A recipe is a sequence of data processing instructions. Technically, it is a Python function that calls a sequence of primitives, each primitive nominally designed to do one specific transformation or service request.

Below is what a recipe can look like. This recipe performs the standardization and corrections needed to convert the raw input science images into a stacked image. The argument, p, to the reduce recipe is the primitive set; the recipe can call any primitives from that set.

def reduce(p):

The guiding principle when building a recipe is to keep it human readable and scientifically oriented.

3.4. Recipe Library

A recipe library is a collection of recipes that applies to a specific type of data. The AstroData tags are used to match a recipe library to a dataset. A recipe library is implemented as Python module. There can be many recipes but only one is set as the default. It is however possible for the user to override the default and call any recipe within the library.

3.5. Primitive

A primitive is a data reduction step involving a transformation of the data or providing a service. By convention, the primitives are named to convey the scientific meaning of the transformation. For example biasCorrect will remove the bias signal from the input data.

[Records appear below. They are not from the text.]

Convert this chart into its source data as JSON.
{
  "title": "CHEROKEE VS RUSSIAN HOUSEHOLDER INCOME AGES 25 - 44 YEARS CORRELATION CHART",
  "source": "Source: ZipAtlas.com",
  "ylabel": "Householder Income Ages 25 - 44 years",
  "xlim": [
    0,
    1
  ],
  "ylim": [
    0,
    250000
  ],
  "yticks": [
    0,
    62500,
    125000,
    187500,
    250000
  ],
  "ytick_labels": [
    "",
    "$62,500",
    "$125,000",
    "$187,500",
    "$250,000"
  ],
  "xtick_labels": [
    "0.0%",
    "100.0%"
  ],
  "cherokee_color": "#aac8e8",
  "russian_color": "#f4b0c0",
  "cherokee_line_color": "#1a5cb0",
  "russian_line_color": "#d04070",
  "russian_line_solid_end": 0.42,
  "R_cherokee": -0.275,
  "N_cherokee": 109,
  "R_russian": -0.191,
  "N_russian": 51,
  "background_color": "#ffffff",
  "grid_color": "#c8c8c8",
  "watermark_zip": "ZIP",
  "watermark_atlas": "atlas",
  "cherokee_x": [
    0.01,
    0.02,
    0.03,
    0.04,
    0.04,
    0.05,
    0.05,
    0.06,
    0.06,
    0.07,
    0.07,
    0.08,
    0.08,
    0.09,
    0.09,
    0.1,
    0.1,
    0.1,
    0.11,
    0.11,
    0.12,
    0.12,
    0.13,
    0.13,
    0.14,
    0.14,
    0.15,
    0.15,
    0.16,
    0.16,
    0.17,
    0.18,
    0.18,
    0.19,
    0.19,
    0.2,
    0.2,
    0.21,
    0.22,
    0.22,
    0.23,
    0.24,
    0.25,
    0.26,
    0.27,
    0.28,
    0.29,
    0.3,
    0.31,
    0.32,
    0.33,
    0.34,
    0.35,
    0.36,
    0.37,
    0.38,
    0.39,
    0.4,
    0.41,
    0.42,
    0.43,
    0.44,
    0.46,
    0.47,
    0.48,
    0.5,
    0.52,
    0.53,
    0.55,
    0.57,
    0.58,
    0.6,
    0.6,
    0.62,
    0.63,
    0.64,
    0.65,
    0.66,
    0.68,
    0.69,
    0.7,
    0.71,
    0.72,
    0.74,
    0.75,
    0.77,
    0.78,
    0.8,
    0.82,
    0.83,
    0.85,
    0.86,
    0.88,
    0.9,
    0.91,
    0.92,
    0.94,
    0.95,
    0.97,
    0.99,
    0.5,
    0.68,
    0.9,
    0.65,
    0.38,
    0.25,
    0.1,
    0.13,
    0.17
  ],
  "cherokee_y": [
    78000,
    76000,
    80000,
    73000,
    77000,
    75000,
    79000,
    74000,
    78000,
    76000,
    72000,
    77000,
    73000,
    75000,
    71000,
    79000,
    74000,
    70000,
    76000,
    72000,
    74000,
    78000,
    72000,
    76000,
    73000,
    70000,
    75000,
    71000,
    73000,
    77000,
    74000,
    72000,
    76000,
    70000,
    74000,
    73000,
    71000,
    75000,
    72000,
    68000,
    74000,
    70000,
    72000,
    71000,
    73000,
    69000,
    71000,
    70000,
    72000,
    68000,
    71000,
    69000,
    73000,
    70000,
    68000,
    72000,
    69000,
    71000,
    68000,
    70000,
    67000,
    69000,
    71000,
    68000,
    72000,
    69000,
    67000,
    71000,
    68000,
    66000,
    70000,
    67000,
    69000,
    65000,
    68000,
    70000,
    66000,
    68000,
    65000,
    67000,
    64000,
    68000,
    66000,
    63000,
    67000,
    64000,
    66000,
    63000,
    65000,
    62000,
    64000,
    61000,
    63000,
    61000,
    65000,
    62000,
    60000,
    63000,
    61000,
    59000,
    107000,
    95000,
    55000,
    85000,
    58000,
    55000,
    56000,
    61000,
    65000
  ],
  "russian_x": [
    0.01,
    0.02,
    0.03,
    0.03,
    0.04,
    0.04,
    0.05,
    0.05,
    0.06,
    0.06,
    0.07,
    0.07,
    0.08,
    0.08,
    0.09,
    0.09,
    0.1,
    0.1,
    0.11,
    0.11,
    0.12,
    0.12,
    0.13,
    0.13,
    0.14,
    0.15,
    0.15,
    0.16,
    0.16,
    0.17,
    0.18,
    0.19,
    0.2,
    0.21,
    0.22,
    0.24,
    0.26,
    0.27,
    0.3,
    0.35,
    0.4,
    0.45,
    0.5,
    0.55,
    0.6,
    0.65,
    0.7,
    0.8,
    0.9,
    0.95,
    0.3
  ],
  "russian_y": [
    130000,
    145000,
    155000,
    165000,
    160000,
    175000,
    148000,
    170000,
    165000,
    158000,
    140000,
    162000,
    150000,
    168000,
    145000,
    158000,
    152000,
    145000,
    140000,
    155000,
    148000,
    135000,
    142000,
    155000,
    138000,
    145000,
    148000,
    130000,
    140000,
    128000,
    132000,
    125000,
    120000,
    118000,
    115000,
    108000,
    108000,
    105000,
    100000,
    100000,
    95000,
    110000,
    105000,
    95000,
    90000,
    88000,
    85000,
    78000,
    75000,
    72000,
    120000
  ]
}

A primitive is always a member of a primitive set. It is the primitive set that gets matched to the data by the Recipe System, not the individual primitives.

Technically, a primitive is a method of a primitive class. A primitive class gets associated with the input dataset by matching the AstroData tags. Once associated, all the primitives in that class, locally defined or inherited, are available to reduce that dataset. We refer to that collection of primitives as a “primitive set”.

3.6. Primitive Set

A primitive set is a collection of primitives that are applicable to the input dataset. The association of the primitive set to the data is done by matching AstroData tags. It is a primitive set that gets passed to the recipe. The recipe can use any primitive within that set.

Technically, a primitive set is a class that can have inherited from other more general classes. In geminidr, there is a large inheritance tree of primitive classes from very generic to very specific. For example, the primitive set for GMOS images defines a few of its own primitives and inherits many other primitives from other sets (classes) like the one for generic CCD processing, the one related to photometry, the one that applies to all Gemini data, etc.